Map 311 shows the back half of a concert tour. The band on this tour is 311 (see what I did there?). 311 is currently on tour, they have a show on June 8th in Dana Point, California, but then they are scheduled to have a month off before resuming the tour on July 2nd in Huber Heights, OH (1). From there the band plays two similarly unknown towns in Michigan. 311 has been around since 1988 (wow) but it looks like they are playing some smaller towns on this tour. Philadelphia (12) and Houston (24) are plenty big, of course, but they are also playing Auburn, WA (31) and Bonner Springs, KS (7). This tour concludes in Salt Lake City, UT (32) on August 20th. Is 311 playing near you in the coming months? They’re playing Duluth, MN (5) on July 7th but I don’t see myself driving up that way for a 311 show. I’m not even a fan, really. I just know the band’s name and this is my 311th map. It doesn’t have to be complicated to enjoy maps!
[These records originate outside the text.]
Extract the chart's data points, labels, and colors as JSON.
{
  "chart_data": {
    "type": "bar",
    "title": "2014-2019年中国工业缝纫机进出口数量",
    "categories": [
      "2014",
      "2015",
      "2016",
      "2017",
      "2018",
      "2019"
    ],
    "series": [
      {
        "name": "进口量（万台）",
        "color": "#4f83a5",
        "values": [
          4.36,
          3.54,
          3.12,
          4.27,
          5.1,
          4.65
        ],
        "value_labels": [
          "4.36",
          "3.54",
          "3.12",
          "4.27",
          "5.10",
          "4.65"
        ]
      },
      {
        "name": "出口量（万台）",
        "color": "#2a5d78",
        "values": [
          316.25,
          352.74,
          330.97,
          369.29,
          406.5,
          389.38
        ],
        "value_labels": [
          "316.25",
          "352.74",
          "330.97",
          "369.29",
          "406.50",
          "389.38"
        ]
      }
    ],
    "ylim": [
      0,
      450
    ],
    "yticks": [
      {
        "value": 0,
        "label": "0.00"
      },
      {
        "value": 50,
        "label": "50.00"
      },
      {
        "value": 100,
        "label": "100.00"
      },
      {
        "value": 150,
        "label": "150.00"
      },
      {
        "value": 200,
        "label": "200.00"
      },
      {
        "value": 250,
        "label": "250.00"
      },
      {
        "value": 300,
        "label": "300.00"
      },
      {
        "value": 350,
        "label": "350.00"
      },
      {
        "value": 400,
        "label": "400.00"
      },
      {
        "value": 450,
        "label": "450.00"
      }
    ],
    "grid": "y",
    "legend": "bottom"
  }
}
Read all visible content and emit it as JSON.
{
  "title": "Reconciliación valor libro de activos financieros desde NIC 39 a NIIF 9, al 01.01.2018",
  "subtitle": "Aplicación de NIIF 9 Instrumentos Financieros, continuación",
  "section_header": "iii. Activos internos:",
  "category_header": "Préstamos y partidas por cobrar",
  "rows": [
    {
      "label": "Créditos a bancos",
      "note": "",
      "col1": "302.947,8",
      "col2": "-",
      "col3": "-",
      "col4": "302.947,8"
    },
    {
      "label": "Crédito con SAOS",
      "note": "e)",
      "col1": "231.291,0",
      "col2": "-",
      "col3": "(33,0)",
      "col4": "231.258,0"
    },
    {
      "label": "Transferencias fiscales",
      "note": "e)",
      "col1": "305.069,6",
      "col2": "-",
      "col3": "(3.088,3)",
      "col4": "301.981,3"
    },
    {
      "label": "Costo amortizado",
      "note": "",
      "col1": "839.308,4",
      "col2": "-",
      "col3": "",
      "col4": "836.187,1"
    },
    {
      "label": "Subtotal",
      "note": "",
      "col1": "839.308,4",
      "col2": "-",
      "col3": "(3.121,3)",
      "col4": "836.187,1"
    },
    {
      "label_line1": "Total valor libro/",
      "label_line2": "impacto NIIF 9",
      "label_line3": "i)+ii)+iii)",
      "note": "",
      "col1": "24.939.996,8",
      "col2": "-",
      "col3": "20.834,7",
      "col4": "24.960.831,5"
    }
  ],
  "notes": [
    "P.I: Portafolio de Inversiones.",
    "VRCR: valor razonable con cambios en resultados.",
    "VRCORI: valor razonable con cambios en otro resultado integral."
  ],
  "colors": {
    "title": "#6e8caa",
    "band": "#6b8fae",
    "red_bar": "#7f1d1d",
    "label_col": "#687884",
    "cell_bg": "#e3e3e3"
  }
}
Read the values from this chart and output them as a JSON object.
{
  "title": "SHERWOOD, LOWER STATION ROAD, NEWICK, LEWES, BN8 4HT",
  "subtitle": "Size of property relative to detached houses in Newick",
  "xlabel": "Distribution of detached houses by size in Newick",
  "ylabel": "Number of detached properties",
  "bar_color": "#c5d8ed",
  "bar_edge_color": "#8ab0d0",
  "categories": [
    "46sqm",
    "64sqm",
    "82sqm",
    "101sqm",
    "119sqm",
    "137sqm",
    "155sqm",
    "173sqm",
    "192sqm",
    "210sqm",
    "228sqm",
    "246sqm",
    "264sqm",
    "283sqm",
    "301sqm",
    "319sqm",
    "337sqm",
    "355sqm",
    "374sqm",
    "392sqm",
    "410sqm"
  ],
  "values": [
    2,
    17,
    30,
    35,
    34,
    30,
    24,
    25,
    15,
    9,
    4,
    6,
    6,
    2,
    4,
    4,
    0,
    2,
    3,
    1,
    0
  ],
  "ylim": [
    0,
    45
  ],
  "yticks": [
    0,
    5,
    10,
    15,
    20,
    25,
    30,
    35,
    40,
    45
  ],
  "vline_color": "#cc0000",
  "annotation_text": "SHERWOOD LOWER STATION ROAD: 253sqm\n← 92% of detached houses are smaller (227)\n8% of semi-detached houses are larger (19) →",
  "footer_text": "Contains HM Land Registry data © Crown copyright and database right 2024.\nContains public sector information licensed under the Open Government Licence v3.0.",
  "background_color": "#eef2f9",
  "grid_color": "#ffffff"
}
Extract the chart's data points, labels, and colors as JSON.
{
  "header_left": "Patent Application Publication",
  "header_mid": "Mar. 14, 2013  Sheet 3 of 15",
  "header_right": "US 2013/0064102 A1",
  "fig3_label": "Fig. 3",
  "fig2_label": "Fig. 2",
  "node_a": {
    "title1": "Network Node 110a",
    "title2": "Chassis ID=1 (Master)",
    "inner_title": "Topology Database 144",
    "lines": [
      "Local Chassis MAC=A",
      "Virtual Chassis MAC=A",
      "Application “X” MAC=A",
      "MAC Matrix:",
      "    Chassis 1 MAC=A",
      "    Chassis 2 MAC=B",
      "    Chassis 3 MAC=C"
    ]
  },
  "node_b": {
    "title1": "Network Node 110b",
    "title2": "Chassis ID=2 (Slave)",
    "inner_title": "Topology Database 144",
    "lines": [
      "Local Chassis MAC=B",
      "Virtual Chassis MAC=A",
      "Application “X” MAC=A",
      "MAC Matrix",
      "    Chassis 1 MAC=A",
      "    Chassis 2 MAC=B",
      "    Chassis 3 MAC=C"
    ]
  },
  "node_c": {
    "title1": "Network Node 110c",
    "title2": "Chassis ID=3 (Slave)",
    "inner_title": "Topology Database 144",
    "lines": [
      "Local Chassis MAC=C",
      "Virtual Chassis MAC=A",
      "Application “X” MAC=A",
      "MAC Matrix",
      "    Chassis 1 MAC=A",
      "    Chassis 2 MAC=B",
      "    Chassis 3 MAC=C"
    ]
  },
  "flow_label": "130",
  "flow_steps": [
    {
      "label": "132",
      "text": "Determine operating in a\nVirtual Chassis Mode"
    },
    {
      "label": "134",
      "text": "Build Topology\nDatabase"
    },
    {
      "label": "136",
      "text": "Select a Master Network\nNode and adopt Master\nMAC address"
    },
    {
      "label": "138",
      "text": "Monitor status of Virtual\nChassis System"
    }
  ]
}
If tour maps are your thing, you can check out my U2 concert tour map here. Bands should really make their own tour maps. They could make them look a lot better than I did (only because I didn’t try all that hard) and use them for marketing purposes. I used the custom map creator provided by Google Maps, by the way. I love their free mapping options.
Map 312 is weather related. Social media showed me this CNN article numerous times yesterday so I figured it must be important enough to share. NASA apparently studies ground water levels from space (because why not) and this map shows ground water level change from May 2018 to May 2019. Areas with darker colors are extremely different with red/orange showing less ground water and blue showing more.
As you can see, much of the United States had a heavy dose of moisture compared to the year prior. Only the Pacific Coast of Washington and Oregon, and large swathes of Idaho, Utah, Arizona, Southern Florida, and Western Texas were dryer. There is not only a lot more blue but the darkest blues (the largest differences year over year) are prevalent across much of the Eastern half of the country! Apparently bomb cyclones, hurricanes, and El Niño are to blame for all that extra water. I’m not going to bore you with all the science (mostly because the article doesn’t provide any for me to share with you and I don’t feel like looking it up) but climate change is probably to blame. Hopefully we can still make large enough changes in how humans affect this planet before it’s too late.